Most of the Netflix’s original programming for children and families has only recently started to roll out. The service’s first animated movie, “Klaus,” will debut Nov. 15, a few days after Netflix serves up “Green Eggs and Ham,” an animated series based on the 1960 Dr. Seuss book. “Tall Girl,” released in September, was the first of eight live-action “clean teen” movies coming from Mattocks, the family film executive.

“We want to tell stories that actually feel meaningful and relevant to today’s kids and teens and that don’t talk down to them,” Mattocks said.

“Tall Girl,” about an ostracized high school student, was viewed by more than 40 million Netflix accounts over its first four weeks, enough to rank as the service’s No. 1 movie globally over that time, according a Netflix spokeswoman.
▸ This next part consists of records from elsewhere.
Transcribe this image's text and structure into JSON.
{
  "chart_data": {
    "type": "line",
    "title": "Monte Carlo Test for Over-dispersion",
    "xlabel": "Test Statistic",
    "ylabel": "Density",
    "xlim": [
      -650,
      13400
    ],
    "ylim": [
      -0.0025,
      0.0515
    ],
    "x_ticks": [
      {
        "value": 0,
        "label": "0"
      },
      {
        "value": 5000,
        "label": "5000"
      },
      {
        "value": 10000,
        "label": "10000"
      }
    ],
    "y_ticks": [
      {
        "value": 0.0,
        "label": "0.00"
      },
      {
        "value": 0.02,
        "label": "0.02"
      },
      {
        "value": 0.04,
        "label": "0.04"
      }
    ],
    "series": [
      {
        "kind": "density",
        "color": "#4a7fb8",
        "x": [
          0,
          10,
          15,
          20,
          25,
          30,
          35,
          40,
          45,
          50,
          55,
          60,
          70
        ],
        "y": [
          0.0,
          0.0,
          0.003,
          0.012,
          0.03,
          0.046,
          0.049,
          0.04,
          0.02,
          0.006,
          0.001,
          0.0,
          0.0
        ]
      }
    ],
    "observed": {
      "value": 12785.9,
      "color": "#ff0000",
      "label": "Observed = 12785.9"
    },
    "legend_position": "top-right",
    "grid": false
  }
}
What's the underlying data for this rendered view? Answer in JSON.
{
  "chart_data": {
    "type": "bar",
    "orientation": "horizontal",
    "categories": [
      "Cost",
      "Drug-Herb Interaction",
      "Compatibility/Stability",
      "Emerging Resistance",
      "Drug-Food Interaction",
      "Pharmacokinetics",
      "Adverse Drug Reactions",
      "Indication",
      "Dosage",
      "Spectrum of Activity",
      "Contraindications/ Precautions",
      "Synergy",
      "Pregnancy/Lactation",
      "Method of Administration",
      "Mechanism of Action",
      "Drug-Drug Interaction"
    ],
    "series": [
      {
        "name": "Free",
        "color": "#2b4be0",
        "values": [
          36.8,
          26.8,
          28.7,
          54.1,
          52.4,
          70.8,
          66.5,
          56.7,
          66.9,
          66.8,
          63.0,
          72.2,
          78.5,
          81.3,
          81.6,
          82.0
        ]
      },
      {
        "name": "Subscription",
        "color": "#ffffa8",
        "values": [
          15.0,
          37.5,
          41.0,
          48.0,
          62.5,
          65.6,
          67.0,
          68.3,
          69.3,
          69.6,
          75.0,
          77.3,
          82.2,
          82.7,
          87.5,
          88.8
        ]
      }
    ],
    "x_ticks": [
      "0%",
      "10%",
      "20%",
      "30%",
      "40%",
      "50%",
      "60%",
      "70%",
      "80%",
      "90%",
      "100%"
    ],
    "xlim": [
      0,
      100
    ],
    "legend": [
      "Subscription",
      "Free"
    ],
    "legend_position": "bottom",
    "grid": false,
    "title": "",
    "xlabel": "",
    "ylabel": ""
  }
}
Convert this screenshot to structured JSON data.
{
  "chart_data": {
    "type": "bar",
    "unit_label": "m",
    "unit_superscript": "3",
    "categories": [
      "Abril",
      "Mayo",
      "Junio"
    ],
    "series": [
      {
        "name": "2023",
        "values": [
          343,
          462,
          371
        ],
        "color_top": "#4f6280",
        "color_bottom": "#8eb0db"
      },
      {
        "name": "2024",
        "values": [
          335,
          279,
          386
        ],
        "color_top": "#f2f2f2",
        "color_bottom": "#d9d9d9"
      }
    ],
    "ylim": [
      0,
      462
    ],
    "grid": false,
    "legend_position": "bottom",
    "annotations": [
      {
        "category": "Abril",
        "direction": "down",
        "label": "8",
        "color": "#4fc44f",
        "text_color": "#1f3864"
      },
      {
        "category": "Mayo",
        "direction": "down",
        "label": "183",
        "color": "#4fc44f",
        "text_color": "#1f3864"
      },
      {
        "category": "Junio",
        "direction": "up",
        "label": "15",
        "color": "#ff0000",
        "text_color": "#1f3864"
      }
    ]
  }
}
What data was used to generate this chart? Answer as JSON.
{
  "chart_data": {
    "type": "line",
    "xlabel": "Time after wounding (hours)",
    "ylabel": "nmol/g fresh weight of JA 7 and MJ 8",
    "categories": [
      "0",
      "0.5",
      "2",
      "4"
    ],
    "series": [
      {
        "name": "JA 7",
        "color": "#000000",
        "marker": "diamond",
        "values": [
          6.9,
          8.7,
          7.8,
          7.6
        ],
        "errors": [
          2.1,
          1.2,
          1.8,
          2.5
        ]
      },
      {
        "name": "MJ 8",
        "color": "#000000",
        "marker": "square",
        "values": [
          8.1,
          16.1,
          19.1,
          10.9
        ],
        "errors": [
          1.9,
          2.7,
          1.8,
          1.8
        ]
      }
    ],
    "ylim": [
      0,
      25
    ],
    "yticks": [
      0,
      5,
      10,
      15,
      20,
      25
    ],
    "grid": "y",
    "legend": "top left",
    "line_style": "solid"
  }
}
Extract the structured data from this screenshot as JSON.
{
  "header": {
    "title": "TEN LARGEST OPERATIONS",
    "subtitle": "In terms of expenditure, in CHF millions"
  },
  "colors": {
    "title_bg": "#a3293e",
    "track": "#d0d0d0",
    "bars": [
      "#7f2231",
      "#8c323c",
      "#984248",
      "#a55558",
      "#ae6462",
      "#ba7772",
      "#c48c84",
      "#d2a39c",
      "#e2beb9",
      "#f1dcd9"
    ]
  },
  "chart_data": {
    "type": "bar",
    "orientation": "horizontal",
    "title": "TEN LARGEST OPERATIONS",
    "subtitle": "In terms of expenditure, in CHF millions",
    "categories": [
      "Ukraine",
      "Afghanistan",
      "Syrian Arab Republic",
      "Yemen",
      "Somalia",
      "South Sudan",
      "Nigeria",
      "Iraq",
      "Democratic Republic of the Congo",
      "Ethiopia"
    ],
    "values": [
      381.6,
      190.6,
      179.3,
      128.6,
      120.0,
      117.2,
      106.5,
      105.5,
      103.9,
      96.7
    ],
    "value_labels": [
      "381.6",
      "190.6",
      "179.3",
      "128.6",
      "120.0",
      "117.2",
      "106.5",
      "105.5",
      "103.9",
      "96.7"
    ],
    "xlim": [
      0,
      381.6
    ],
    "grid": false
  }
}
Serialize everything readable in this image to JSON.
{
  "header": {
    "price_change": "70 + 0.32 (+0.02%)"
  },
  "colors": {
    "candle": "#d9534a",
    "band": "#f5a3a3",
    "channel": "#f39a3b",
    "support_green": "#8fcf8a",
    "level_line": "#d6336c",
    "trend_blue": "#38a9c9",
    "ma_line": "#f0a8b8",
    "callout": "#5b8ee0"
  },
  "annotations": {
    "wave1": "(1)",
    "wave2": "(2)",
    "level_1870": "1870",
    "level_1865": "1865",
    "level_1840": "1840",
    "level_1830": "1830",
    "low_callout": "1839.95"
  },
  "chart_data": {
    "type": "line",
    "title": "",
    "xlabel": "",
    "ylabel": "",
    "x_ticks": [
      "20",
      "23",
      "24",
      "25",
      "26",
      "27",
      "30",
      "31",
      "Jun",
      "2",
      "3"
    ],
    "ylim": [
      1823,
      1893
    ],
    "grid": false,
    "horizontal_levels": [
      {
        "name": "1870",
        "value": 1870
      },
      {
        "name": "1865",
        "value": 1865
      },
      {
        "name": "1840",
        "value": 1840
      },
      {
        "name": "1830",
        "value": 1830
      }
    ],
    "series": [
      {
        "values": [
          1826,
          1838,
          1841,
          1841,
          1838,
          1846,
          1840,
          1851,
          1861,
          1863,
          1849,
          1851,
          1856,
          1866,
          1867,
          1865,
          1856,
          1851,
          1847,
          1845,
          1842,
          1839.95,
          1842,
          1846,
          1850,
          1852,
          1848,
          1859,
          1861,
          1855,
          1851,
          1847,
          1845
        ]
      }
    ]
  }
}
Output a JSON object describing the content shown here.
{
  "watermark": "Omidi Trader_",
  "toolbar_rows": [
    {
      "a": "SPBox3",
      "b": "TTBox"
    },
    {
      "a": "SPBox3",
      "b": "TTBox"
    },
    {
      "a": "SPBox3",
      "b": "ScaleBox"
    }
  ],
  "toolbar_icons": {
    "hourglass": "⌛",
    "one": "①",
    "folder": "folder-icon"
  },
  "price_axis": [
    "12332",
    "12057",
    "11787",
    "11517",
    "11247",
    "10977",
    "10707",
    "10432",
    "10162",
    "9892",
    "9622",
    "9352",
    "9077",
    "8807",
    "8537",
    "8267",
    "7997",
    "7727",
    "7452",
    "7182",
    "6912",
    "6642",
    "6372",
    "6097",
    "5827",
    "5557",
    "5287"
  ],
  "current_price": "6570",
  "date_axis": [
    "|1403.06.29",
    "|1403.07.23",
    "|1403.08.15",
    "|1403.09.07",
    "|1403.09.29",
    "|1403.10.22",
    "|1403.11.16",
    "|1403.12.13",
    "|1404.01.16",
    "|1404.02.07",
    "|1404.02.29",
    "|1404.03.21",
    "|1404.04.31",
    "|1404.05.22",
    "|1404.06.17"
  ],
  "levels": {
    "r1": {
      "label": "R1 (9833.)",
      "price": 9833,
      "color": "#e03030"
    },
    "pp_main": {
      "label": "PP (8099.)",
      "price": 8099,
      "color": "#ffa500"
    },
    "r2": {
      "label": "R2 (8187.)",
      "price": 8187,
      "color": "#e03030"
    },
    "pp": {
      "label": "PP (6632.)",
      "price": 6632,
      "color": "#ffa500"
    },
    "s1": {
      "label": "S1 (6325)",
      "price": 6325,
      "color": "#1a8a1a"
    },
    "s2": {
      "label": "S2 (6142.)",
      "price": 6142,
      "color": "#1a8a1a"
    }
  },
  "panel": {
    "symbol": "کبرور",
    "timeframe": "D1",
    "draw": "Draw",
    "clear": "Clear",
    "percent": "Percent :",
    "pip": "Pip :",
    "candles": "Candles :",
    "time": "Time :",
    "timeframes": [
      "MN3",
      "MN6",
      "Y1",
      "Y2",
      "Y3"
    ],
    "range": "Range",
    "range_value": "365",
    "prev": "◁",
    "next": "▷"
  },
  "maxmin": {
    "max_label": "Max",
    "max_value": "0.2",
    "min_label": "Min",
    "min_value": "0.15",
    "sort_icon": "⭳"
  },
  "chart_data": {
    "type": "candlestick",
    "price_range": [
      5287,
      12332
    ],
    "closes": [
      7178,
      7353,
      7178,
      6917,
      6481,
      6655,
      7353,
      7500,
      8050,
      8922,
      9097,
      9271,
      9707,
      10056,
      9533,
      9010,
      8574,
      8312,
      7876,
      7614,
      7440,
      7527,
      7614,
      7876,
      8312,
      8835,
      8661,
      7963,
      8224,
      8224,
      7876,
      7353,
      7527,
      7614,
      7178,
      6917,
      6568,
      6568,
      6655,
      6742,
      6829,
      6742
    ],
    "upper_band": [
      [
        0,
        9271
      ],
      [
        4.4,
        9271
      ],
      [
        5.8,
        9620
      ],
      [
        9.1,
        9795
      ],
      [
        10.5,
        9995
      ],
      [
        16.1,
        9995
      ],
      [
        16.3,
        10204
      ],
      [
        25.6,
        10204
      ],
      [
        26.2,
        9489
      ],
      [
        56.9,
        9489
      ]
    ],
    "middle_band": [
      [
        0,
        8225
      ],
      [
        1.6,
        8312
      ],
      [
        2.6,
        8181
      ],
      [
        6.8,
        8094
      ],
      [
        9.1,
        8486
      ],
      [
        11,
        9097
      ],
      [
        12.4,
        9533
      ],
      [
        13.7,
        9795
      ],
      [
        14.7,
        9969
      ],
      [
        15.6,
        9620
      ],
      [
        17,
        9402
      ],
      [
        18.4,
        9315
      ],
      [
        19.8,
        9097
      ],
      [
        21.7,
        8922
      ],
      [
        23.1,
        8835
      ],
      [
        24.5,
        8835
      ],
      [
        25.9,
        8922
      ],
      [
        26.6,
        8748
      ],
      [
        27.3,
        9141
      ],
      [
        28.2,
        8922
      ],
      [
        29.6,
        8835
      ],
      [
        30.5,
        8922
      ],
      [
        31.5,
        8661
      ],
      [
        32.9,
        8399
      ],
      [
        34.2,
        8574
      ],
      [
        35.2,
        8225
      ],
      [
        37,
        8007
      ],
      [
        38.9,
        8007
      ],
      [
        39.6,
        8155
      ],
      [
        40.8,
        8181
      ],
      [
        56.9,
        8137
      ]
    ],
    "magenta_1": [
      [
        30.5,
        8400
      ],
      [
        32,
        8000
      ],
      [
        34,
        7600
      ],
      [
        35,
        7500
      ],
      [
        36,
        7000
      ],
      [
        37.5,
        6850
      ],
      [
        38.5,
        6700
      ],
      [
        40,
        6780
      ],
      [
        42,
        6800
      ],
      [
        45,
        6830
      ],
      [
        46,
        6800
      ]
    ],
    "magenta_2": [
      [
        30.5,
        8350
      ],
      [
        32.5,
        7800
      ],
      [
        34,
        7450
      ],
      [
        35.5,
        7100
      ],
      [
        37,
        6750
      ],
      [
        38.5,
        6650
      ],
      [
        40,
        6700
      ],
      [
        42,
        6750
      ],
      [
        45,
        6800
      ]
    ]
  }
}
To count as a “view,” at least 70% of the movie must be streamed; no independently verified viewing data is available.

Netflix, of course, has lots of challenges as it tries to hold its own against the likes of Disney. The biggest is quality control. “Tall Girl,” for instance, got weak reviews.

Netflix also has a lot of executives involved, increasing the potential for disorder. Cobb handles animation. Mattocks has live-action teen movies. Brandon Riegg, vice president of nonfiction series, oversees family-focused reality shows like the baking-focused “Nailed It!” and a coming gardening competition series called “The Big Flower Fight.” (Think topiary carving.) Jane Wiseman, Netflix’s sitcom chief, has been put in charge of live-action children’s comedies.

And Brian Wright, vice president of original series, will continue to focus on “event” family series, including Netflix’s “Lost in Space” remake, which returns for a second season in December.

“We’re delivering more of those family must-see moments — we’re good at them, but we want to be great,” Wright said. “That is where this entire push comes from.”